/titanic

Example code for solving the Titanic prediction problem found on Kaggle.

Primary LanguageJava

titanic

Example code for solving the Titanic prediction problem (https://www.kaggle.com/c/titanic-gettingStarted) found on Kaggle. This example uses the Weka Data Mining Libraries to perform our classifications and predictions. Note, we are using Weka version 3.6.9.

Data Cleanup/Initialization

Before we begin, we have to clean up the data files provided by Kaggle (these cleanup steps have already been performed on the committed files). The first step is to remove the nested '""' (quotation marks) from the files. This was simply a straight search and replace operation in my editor.

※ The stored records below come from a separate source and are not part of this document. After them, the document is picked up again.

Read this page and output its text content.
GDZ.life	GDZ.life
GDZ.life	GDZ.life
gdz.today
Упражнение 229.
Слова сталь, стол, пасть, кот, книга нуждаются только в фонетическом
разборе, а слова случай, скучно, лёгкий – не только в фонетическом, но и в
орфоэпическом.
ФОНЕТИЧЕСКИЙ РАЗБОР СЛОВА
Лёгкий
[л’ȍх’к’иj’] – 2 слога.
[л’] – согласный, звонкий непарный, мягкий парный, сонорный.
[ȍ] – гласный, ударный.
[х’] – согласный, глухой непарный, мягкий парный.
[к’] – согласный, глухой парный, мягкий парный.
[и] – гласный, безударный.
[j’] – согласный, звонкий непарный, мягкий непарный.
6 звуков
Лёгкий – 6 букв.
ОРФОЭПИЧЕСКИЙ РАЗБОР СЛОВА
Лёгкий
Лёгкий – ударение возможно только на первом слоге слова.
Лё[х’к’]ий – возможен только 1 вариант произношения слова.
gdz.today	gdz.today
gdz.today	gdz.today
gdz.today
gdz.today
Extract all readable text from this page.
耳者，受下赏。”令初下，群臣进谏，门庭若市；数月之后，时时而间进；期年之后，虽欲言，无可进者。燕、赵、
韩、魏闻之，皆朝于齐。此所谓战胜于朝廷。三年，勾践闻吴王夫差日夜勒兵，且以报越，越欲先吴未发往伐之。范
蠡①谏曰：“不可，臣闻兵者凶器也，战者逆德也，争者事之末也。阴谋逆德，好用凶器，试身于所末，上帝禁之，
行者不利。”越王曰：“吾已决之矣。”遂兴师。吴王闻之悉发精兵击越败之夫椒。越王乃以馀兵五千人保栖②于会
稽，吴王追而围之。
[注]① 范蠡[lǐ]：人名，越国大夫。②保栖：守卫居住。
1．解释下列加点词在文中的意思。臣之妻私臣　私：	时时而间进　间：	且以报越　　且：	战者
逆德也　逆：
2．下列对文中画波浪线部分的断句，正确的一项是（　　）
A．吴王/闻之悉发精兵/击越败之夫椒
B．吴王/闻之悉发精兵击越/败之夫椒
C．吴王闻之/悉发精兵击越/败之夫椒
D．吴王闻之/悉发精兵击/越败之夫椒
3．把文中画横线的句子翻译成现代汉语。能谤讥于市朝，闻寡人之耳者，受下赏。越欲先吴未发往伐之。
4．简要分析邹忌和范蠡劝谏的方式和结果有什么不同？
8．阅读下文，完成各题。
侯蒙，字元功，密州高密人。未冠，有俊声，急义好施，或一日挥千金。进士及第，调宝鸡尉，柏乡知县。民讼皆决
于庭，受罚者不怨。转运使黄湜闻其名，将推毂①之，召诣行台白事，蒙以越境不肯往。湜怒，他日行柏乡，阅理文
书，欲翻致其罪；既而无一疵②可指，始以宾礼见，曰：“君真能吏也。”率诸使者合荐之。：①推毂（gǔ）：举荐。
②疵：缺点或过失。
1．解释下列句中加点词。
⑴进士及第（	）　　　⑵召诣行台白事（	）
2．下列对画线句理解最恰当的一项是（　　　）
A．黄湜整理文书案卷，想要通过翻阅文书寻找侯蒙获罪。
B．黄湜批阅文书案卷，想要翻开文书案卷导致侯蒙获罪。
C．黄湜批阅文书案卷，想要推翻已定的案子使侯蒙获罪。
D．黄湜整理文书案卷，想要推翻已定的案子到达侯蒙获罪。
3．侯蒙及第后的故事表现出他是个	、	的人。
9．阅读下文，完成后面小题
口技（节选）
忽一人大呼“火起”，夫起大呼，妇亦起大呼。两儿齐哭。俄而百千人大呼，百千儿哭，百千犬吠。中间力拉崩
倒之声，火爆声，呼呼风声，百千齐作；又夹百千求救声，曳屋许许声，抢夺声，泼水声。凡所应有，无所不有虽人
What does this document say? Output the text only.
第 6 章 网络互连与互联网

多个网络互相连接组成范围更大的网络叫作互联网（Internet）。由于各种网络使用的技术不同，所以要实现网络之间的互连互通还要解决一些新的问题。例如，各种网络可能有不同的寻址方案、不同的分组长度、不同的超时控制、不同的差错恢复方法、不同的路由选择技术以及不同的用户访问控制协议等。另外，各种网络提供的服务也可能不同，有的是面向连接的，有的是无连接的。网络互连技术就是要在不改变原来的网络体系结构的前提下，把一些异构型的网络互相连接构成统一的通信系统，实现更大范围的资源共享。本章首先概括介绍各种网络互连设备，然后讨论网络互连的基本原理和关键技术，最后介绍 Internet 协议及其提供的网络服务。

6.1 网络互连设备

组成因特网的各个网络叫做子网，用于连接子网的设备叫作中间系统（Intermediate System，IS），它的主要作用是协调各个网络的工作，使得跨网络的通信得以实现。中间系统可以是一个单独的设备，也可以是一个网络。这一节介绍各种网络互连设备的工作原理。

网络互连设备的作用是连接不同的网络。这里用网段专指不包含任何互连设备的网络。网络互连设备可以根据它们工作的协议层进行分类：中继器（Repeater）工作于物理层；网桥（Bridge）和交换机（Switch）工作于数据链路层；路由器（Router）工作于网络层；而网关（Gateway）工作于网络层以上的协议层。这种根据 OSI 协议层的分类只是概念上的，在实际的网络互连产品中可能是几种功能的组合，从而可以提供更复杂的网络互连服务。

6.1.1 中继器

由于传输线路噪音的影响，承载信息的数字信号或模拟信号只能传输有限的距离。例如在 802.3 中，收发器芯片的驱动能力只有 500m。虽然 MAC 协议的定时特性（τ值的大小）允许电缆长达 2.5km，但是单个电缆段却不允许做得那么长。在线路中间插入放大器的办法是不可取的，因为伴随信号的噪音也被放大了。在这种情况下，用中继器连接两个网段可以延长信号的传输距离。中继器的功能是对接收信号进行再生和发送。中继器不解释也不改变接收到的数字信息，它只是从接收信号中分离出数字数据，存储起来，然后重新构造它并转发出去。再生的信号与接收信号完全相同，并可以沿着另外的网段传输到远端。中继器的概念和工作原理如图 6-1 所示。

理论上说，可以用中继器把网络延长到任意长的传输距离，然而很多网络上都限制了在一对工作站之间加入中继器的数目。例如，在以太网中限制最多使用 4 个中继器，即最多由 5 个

The next step is to convert the CSV formatted files into the ARFF format. The ARFF format provides more detailed information about the type of data in the CSV files. To perform this conversion, you can use the CSVLoader from the Weka libraries.

java -cp lib/weka.jar weka.core.converters.CSVLoader test.csv > test.arff
java -cp lib/weka.jar weka.core.converters.CSVLoader train.csv > train.arff

Once we have created the ARFF files, we need to clean them up a little bit. First, we identify any 'string' column to be of type string, and not nominal. Then we ensure that nominal values are in the same order for both files (VERY IMPORTANT!). Here is what the header section of the ARFF file should look like:

@attribute survived {0,1}
@attribute pclass numeric
@attribute name string
@attribute sex {male,female}
@attribute age numeric
@attribute sibsp numeric
@attribute parch numeric
@attribute ticket string
@attribute fare numeric
@attribute cabin string
@attribute embarked {Q,S,C}

Training, Predicting, and Verifying the data

Now that we have cleaned up our data, we are ready to run the code. I have included the Eclipse project files to make it easy for anyone to import this project into Eclipse and go. I have also included an Ant build file to compile and run everything as well. If you don't have either of those options, you are on your own.

Training

To train the classifier, execute the 'titanic.weka.Train' class or run 'ant train' in a terminal. This will load the training data, create and train a Classifier, and write the Classifier to disk.

Predicting

To create a prediction, execute the 'titanic.weka.Predict' class or run 'ant predict'. This will load the test data, read the trained Classifier from disk, and produce a 'predict.csv'. This CSV file is in a suitable format to submit to Kaggle.

Verifying

To verify our predictions, execute the 'titanic.weka.Verify' class or run 'ant verify'. This will load our prediction results, read the trained Classifier from disk, then evaluate the classification performance. You will see output similar to this:

Correctly Classified Instances         418              100      %
Incorrectly Classified Instances         0                0      %
Kappa statistic                          1     
Mean absolute error                      0.1409
Root mean squared error                  0.1986
Relative absolute error                 30.3515 %
Root relative squared error             41.2246 %
Total Number of Instances              418